Hawking buyurdu; İnsanlığın sonuna 1000 yıl bile kalmadı/mı(?). Tehlikenin analizi.
 

Bin yıl en son sınır benim anladığım… Bin yıl içinde her şey bitecek diyor dahi Fizikçi.
Unutulmaması gereken bu önerme içinde insanlığın sonunun gelmesi, elli yıl da olabilir, yüz elli yıl da olabir mantığı da var elbette… Bu önerme içinde Dünyada yaşamın tümden biteceği gibi sonuç yok ayrıca. İnsan diye özellikle belirtiliyor. Belki bitkiler ve diğer bazı canlılar hayatta kalabilirler. Mesela insandan sonra karınca ya da kaktüs uygarlığı kurulabilir Dünyamızda…İnsan soyunu tehdit eden faktörleri kabaca gözden geçirirsek:

-Dünya dışı etkenler; Göktaşı, uzaylı istilası filan (:) olabilir. Çok filmini seyrettik ama sanırım yapılacak bir şey bu belalara karşı… Atmosfersiz kalıvermeye ne çare bulunur ki?

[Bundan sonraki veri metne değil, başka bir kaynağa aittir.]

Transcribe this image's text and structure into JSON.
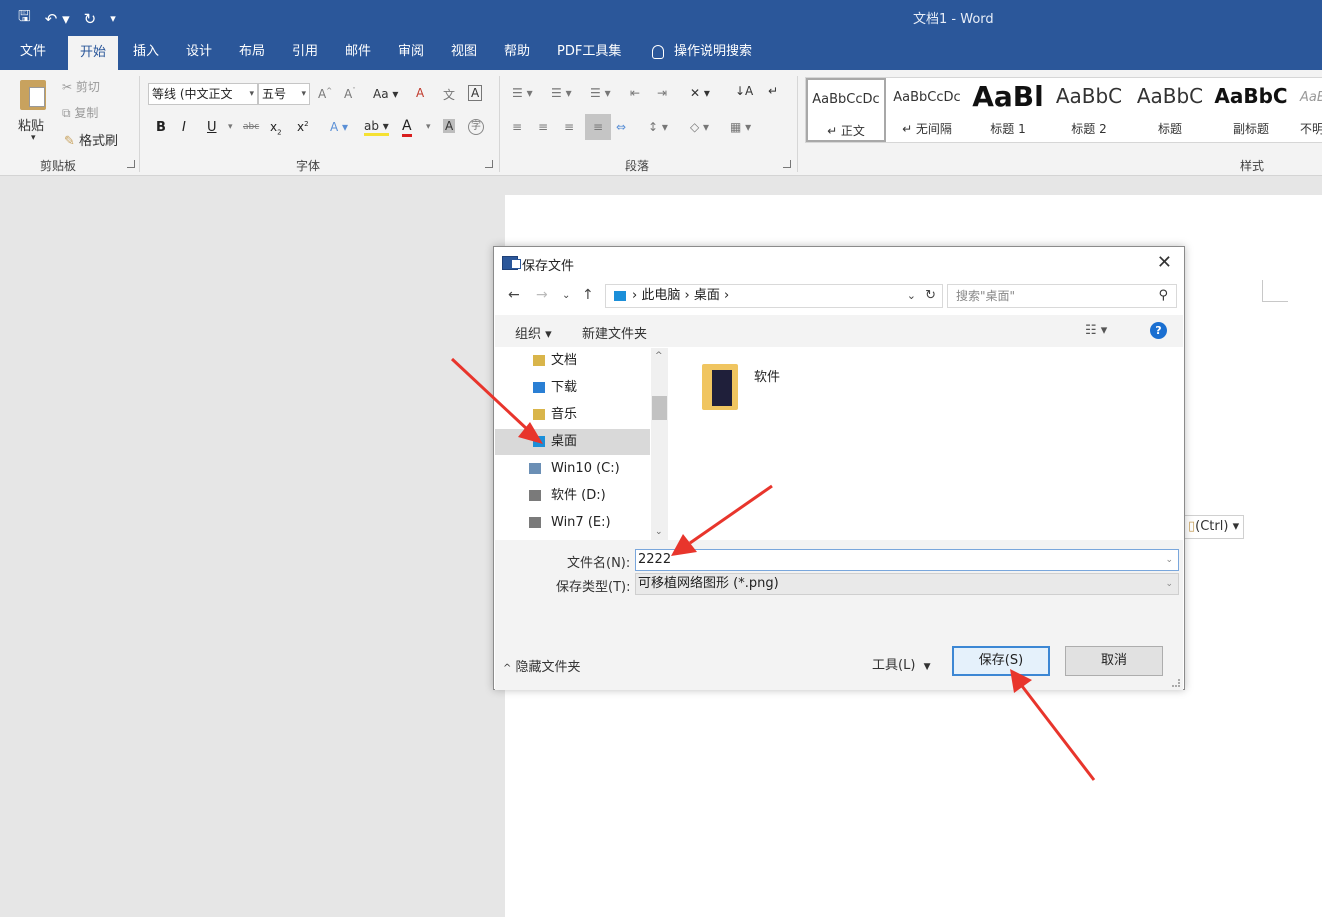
{
  "window": {
    "title": "文档1  -  Word"
  },
  "ribbon_tabs": [
    "文件",
    "开始",
    "插入",
    "设计",
    "布局",
    "引用",
    "邮件",
    "审阅",
    "视图",
    "帮助",
    "PDF工具集"
  ],
  "active_tab": "开始",
  "tell_me": "操作说明搜索",
  "clipboard": {
    "paste": "粘贴",
    "cut": "剪切",
    "copy": "复制",
    "format_painter": "格式刷",
    "group": "剪贴板"
  },
  "font": {
    "name": "等线 (中文正文",
    "size": "五号",
    "group": "字体",
    "case": "Aa"
  },
  "paragraph": {
    "group": "段落"
  },
  "styles": {
    "group": "样式",
    "items": [
      {
        "preview": "AaBbCcDc",
        "name": "↵ 正文"
      },
      {
        "preview": "AaBbCcDc",
        "name": "↵ 无间隔"
      },
      {
        "preview": "AaBl",
        "name": "标题 1"
      },
      {
        "preview": "AaBbC",
        "name": "标题 2"
      },
      {
        "preview": "AaBbC",
        "name": "标题"
      },
      {
        "preview": "AaBbC",
        "name": "副标题"
      },
      {
        "preview": "AaB",
        "name": "不明"
      }
    ]
  },
  "ctrl_tag": "(Ctrl) ▾",
  "dialog": {
    "title": "保存文件",
    "breadcrumb": [
      "此电脑",
      "桌面"
    ],
    "search_placeholder": "搜索\"桌面\"",
    "toolbar": {
      "organize": "组织 ▾",
      "new_folder": "新建文件夹"
    },
    "nav_items": [
      {
        "label": "文档",
        "color": "#d9b54a"
      },
      {
        "label": "下载",
        "color": "#2a7fd4"
      },
      {
        "label": "音乐",
        "color": "#d9b54a"
      },
      {
        "label": "桌面",
        "color": "#1b8fd9"
      },
      {
        "label": "Win10 (C:)",
        "color": "#6b8fb5"
      },
      {
        "label": "软件 (D:)",
        "color": "#7a7a7a"
      },
      {
        "label": "Win7 (E:)",
        "color": "#7a7a7a"
      }
    ],
    "selected_nav": "桌面",
    "files": [
      {
        "name": "软件",
        "kind": "folder"
      }
    ],
    "filename_label": "文件名(N):",
    "filename_value": "2222",
    "filetype_label": "保存类型(T):",
    "filetype_value": "可移植网络图形 (*.png)",
    "hide_folders": "隐藏文件夹",
    "tools": "工具(L)",
    "save": "保存(S)",
    "cancel": "取消"
  },
  "colors": {
    "brand": "#2b579a",
    "annotation": "#e8352c"
  }
}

Diyelim ki yer altı sığınakları yapıldı… Su temizlenip, oksijen üretiliyor… Oksijenden de elektrik… Çok uzun sürmez bu yaşam formu…

-Dünyadaki ısı ve iklim değişimleri; Gerçekten insanlık ve canlılar üzerinde korkunç etkileri olabilir bu değişikliklerin… Ancak insan soyunu yeryüzünden silebileceğine inanmıyorum… Mutlaka uyum sağlayabilenler olacaktır.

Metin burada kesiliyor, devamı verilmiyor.